A najlepszym sposobem, by chronić proces, jest ochrona ścisła. Nie różnicuje ona bowiem, co bardziej na ochronę zasługuje, nie dzieli gatunków na te bardziej wartościowe i mniej wartościowe, nie daje przestrzeni na ludzkie działanie, które miałoby coś „poprawić”. Nic nie da się poprawić, bo zawsze jest dokładnie tak, jak ma być albo raczej – tak jak jest.

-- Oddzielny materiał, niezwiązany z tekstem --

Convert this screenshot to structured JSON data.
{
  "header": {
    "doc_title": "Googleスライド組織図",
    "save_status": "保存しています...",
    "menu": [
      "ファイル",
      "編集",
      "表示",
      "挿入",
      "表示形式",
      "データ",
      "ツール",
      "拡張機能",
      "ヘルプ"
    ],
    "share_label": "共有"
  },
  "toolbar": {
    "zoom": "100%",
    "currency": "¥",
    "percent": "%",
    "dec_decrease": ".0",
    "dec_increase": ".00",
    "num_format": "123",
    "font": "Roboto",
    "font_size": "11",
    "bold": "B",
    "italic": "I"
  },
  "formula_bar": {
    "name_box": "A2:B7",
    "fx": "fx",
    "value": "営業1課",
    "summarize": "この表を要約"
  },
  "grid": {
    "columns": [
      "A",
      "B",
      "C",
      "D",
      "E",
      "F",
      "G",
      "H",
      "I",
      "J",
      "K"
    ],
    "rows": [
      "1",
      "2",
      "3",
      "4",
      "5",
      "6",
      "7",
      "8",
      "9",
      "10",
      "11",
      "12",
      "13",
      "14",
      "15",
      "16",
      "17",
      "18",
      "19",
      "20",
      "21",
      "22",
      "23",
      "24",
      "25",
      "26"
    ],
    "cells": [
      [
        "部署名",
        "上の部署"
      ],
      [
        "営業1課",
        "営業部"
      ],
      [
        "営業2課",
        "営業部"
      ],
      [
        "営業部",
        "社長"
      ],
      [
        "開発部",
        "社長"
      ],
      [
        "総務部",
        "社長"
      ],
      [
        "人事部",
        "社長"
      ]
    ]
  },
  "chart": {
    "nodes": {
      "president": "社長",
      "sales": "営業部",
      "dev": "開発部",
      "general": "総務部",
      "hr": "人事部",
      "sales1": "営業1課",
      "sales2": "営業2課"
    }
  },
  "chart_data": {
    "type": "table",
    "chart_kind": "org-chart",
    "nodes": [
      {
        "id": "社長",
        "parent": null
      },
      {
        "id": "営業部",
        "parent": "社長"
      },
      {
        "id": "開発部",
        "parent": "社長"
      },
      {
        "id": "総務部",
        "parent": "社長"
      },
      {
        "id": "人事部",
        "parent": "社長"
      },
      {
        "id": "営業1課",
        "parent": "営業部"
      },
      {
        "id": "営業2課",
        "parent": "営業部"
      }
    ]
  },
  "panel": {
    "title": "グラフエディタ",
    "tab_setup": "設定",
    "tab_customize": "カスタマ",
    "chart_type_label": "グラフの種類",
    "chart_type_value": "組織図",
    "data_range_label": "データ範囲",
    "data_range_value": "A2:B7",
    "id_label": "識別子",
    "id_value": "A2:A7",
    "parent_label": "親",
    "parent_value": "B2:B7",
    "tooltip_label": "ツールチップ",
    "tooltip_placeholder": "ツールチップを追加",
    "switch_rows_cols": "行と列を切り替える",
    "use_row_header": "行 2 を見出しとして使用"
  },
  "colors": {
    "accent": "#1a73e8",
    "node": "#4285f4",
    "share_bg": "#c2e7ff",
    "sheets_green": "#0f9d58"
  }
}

Z tej perspektywy na ochronę ścisłą zasługuje każdy kawałek przyrody. Bo w każdym ujawnia się działanie naturalnego procesu, jeśli tylko wycofamy się z ludzką ingerencją. Czy będzie to starodrzew, łąka, młodnik czy las gospodarczy nie ma to żadnego znaczenia. Naturalna sukcesja w każdym przypadku w stu procentach weźmie ten teren w swoje posiadanie i zrobi z nim dokładnie to, co zrobi. Pozostawienie ugoru do naturalnej sukcesji już natychmiast tworzy optymalny układ przyrodniczy, do którego powraca życie. Taki zarastający ugór jest równie cenny jak rezerwat ścisły w Puszczy Białowieskiej, gdyż z perspektywy naturalnego procesu niczym się od niego nie różni. Oczywiście wielu z nas woli Puszczę Białowieską od zarastającego ugoru, ale te preferencje bardziej związane są z naszym ludzkim wartościowaniem, a nie z tym, czym przyroda w istocie jest. Te ludzkie wartości są oczywiście nie mniej ważne, stąd z pewnością w pierwszej kolejności trzeba chronić najcenniejsze lasy. Pamiętajmy jednak, że w tym przypadku chodzi bardziej o nas, a nie o przyrodę.

Wszystkie nasze problemy biorą się z różnicy między tym jak myśli człowiek, a jak działa przyroda. Już najwyższy czas zaufać życiu i nie przeszkadzać mu. Od tego zależy nasza przyszłość.